– La segunda jornada del Truist Championship ha sido muy distinta a la primera en el Wissahickon course del Philadelphia Cricket Club. El juego se adelantaba tres horas para tratar de evitar una suspensión por tormenta (lo que finalmente se ha conseguido: bravo por el hombre del tiempo del PGA Tour), pero la lluvia ha sido compañera de juego durante todo el día. Y algo de viento. Y un descenso en la temperatura…
Los greenes estaban algo más receptivos, es verdad, pero la pesadez del ambiente y un rough húmedo y más penalizador, así como ese viento racheado, han provocado un abrupto aumento en la media de golpes del torneo: pasábamos de los 66,792 golpes de media del jueves en este par 70 a una cifra superior por más de tres golpes (70,024), unos datos que nos llevan directamente a Rory McIlroy…

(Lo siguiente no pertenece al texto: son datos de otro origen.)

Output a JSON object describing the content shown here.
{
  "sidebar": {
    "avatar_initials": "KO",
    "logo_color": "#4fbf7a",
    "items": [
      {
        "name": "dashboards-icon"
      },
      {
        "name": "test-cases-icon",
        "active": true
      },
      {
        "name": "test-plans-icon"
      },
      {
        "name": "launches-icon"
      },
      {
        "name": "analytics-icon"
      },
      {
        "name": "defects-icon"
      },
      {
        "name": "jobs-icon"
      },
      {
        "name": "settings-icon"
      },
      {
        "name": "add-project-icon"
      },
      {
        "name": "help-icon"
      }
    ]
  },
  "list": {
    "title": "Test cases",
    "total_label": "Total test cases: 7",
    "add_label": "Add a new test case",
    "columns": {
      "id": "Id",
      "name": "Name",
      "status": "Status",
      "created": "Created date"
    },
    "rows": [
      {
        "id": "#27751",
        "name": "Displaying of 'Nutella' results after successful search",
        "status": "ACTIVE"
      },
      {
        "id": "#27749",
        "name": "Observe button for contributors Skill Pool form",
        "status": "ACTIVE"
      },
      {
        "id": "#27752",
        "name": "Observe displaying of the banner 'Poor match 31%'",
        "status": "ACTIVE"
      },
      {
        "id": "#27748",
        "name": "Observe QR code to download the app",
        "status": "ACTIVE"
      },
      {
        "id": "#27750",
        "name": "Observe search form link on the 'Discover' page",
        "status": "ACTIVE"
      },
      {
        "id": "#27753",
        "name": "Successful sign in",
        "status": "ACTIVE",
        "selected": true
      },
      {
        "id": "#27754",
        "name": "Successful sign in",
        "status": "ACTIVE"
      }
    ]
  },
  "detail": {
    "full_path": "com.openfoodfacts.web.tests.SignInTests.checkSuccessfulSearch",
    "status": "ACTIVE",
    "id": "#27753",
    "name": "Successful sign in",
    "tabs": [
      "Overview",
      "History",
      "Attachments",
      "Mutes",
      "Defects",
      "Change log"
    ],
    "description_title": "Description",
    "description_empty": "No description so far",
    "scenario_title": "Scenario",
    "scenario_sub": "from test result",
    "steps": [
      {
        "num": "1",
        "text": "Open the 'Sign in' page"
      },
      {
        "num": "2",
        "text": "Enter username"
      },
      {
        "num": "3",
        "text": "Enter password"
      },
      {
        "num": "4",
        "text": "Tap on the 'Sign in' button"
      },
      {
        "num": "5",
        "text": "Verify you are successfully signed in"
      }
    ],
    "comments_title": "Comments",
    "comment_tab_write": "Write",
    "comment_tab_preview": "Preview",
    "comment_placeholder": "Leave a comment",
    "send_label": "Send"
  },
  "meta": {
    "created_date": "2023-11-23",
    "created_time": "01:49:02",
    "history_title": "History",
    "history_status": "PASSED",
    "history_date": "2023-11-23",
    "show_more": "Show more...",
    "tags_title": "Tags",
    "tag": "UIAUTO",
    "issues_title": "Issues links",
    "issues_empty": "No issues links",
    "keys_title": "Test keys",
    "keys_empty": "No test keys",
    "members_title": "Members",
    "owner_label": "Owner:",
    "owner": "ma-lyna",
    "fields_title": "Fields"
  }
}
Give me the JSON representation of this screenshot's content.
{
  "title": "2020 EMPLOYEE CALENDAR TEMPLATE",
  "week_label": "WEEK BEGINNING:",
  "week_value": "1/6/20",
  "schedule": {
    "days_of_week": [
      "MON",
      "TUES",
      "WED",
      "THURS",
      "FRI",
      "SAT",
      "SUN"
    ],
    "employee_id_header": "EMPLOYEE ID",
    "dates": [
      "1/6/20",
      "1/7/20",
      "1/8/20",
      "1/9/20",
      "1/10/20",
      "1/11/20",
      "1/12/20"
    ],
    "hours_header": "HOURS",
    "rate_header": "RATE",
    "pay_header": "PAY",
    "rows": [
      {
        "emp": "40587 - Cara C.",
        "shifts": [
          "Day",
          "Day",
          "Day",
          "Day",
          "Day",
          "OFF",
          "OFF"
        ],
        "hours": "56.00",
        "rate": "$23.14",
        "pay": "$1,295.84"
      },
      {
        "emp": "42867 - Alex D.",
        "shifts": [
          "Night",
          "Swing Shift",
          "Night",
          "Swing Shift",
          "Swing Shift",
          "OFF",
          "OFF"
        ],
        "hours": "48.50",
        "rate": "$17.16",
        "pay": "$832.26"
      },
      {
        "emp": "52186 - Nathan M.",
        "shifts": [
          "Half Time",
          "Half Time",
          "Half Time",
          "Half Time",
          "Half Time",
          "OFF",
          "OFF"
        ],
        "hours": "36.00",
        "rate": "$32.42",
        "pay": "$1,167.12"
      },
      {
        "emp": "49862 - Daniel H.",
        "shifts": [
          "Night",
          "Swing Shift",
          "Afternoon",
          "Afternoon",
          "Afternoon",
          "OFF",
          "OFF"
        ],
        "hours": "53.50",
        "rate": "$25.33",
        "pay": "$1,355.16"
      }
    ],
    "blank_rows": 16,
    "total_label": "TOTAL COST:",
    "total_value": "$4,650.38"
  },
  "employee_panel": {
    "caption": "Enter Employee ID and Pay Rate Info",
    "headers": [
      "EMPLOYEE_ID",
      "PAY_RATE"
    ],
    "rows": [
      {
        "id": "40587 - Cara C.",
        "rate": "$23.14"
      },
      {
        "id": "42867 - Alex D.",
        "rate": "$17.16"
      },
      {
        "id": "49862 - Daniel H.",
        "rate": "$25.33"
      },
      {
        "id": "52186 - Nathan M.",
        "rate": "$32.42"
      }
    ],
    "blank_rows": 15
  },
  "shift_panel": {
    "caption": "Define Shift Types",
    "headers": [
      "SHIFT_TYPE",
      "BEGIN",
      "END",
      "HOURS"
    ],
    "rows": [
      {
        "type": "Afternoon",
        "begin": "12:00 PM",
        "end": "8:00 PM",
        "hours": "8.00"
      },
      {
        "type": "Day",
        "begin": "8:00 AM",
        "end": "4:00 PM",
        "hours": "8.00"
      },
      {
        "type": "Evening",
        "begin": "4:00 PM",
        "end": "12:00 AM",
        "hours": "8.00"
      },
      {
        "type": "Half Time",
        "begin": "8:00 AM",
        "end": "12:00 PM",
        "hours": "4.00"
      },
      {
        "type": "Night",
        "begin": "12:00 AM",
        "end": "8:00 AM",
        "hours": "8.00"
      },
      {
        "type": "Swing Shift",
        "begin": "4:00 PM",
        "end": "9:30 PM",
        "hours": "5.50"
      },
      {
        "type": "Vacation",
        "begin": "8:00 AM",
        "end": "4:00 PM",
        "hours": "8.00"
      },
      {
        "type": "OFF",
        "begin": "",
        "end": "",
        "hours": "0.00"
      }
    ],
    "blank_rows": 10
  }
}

– “Sí, está siendo un periodo muy constante, sin duda. Incluso cuando siento que no he jugado mi mejor golf, encuentro la manera. Creo que eso es a lo que me refiero cuando hablo de ser un golfista más completo: si una parte de mi juego no está afinada, puedo apoyarme en otra parte para compensar. Como hoy, embocando bastantes putts y haciendo el resultado de esa manera en vez de golpear la bola de forma espectacular.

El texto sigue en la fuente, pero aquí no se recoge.